Un grupo auto llamado ‘Medusa’ secuestro información sensible de inversores argentinos.

El ente regulador del mercado de capitales argentino, la Comisión Nacional de Valores (CNV), comunicó este último fin de semana que fue víctima de un ataque cibernético. La entidad, cuyos datos registran las operaciones diarias del mercado financiero y que por su rol de control tiene acceso a información sensible de miles de inversores y empresas emisoras de activos negociables en el país, dijo que pudo aislar el ataque de manera de evitar la expansión del mismo y que ahora trabaja en reestablecer los servicios.
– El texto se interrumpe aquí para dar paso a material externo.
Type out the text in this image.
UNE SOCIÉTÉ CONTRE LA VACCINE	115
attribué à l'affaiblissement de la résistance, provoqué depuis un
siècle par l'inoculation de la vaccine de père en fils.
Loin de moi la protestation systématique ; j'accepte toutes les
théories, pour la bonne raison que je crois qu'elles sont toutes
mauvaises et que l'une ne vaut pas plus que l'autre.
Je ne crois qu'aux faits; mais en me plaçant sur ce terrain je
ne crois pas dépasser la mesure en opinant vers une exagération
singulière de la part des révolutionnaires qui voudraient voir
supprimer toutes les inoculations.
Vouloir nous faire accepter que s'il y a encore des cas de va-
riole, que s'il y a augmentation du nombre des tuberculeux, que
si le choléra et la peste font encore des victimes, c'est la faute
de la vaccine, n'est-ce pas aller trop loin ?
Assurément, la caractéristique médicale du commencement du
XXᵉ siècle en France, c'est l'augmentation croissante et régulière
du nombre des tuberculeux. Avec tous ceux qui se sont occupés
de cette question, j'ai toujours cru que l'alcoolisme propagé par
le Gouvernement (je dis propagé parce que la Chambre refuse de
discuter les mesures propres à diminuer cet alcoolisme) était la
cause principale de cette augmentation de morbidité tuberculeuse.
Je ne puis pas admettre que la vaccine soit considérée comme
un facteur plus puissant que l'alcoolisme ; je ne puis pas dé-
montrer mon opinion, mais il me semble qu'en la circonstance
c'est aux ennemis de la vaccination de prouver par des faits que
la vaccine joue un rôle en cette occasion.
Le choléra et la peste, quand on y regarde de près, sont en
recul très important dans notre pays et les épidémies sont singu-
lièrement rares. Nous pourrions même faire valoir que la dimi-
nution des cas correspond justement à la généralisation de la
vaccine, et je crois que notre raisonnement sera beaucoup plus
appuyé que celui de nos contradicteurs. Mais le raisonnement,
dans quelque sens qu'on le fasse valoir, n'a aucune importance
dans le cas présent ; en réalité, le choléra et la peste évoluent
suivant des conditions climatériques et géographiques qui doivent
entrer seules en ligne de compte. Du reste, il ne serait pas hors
El software utilizado para el hackeo es uno que está ganando notoriedad en el mundo de la cyberseguridad: Medusa. En el opaco mundo de los hackers, Medusa se volvió enormemente visible en base a varios golpes exitosos contra empresas e instituciones.
La notoriedad, se sabe, crea imitadores con lo cual, genera además ataques de terceros que se hacen pasar por el temido grupo. Pero de una forma o de la otra, explican los expertos, generan un fenómeno temible. Los piratas informáticos de Medusa se dedican al ransomware, una modalidad de hackeo que consiste en acceder a la red de una víctima y encriptar toda la información de sus sistemas para volverlos inutilizables.
Una vez vulnerada la seguridad y secuestrada la información, los atacantes exigen un rescate a cambio de devolver el control de los sistemas a sus dueños. El problema es que una vez vulnerada la seguridad, pagar no soluciona el problema porque los atacantes siguen teniendo acceso al sistema y los datos, muchas veces secretos, ya están comprometidos.